Operasi Penyergapan di Jakarta Barat

Operasi penyergapan ini adalah bagian dari upaya KPK dalam pemberantasan korupsi di lingkungan kementerian dan lembaga. Dalam pengungkapan tersebut, 17 orang yang ditangkap terdiri dari delapan pegawai negeri sipil (PNS) dan sembilan individu dari sektor swasta. Selain itu, tim KPK juga melakukan penyergapan ke dua lokasi lain, yaitu Bali dan Jawa Barat, di mana satu tahanan diamankan di masing-masing daerah tersebut.

"Dalam OTT di Jakarta Barat, KPK menangkap 17 orang yang diduga terlibat dalam praktik korupsi," kata Budi Prasetyo, Rabu (3/6/2026). Ia menjelaskan bahwa operasi ini dimulai setelah adanya informasi mengenai aktivitas mencurigakan oleh pejabat di lingkungan Kementerian Hukum dan Hak Asasi Manusia serta Kementerian Dalam Negeri.

KPK mengungkapkan bahwa penangkapan ini menargetkan tindakan kriminal seperti penerimaan suap, penggelapan dana, dan pengalihan proyek ke pihak tertentu. Dalam proses penyitaan, lembaga antirasuah menyita barang bukti berupa 22 kendaraan bermotor, 11 sepeda, serta ratusan gram logam mulia. Barang-barang tersebut disita sebagai bukti keterlibatan para tersangka dalam skema korupsi yang terjadi di sektor imigrasi.

Konteks dan Dampak Operasi Ini

Penyergapan di Jakarta Barat menjadi bagian dari gelombang operasi anti-korupsi yang dilakukan KPK belakangan ini. Dalam beberapa bulan terakhir, lembaga tersebut mengungkap skandal besar di berbagai lembaga pemerintah, termasuk Kementerian Pekerjaan Umum dan Perumahan Rakyat. Dengan menangkap 17 orang, KPK menegaskan komitmennya untuk menindaklanjuti kasus korupsi yang merugikan negara.
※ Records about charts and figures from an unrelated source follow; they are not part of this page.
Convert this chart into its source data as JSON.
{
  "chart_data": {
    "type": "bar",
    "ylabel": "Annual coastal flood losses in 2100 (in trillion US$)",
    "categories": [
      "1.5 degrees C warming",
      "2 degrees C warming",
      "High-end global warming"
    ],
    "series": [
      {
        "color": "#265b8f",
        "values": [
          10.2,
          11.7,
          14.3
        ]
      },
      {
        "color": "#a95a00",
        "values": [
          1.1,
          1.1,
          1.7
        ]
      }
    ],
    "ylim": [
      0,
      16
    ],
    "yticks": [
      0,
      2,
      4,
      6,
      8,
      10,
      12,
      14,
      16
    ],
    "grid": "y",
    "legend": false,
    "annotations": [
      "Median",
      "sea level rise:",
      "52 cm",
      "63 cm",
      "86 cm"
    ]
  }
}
Operasi ini juga memicu reaksi dari pihak berwenang. Wakil Menteri Imigrasi dan Pemasyarakatan (Wamen Imipas), Silmy Karim, yang sebelumnya diketahui menjadi sorotan karena perannya dalam kasus ini, langsung menyerahkan diri ke KPK. Ia hadir di Gedung KPK Jakarta pada Rabu (3/6/2026) malam, sebagai bentuk tanggung jawab atas dugaan pelanggaran hukum yang terjadi.

KPK berharap operasi penyergapan ini menjadi momentum untuk meningkatkan kepercayaan masyarakat terhadap lembaga antirasuah. Dengan menangkap 17 orang, KPK menunjukkan bahwa tidak hanya pejabat tinggi yang menjadi sasaran, tetapi juga individu yang berperan dalam proses keputusan korupsi. Pihak KPK juga menegaskan bahwa penyelidikan akan dilanjutkan untuk menentukan status hukum para tersangka.

Dalam proses penyelidikan, KPK akan menelusuri seluruh alur dana dan tindakan-tindakan yang diduga terlibat korupsi. Sementara itu, publik menantikan hasil investigasi ini untuk mengetahui lebih jauh mengenai jaringan korupsi yang terjadi di sektor imigrasi. KPK juga memastikan bahwa operasi ini tidak hanya fokus pada penyergapan, tetapi juga memperkuat sistem pengawasan di lingkungan kementerian terkait.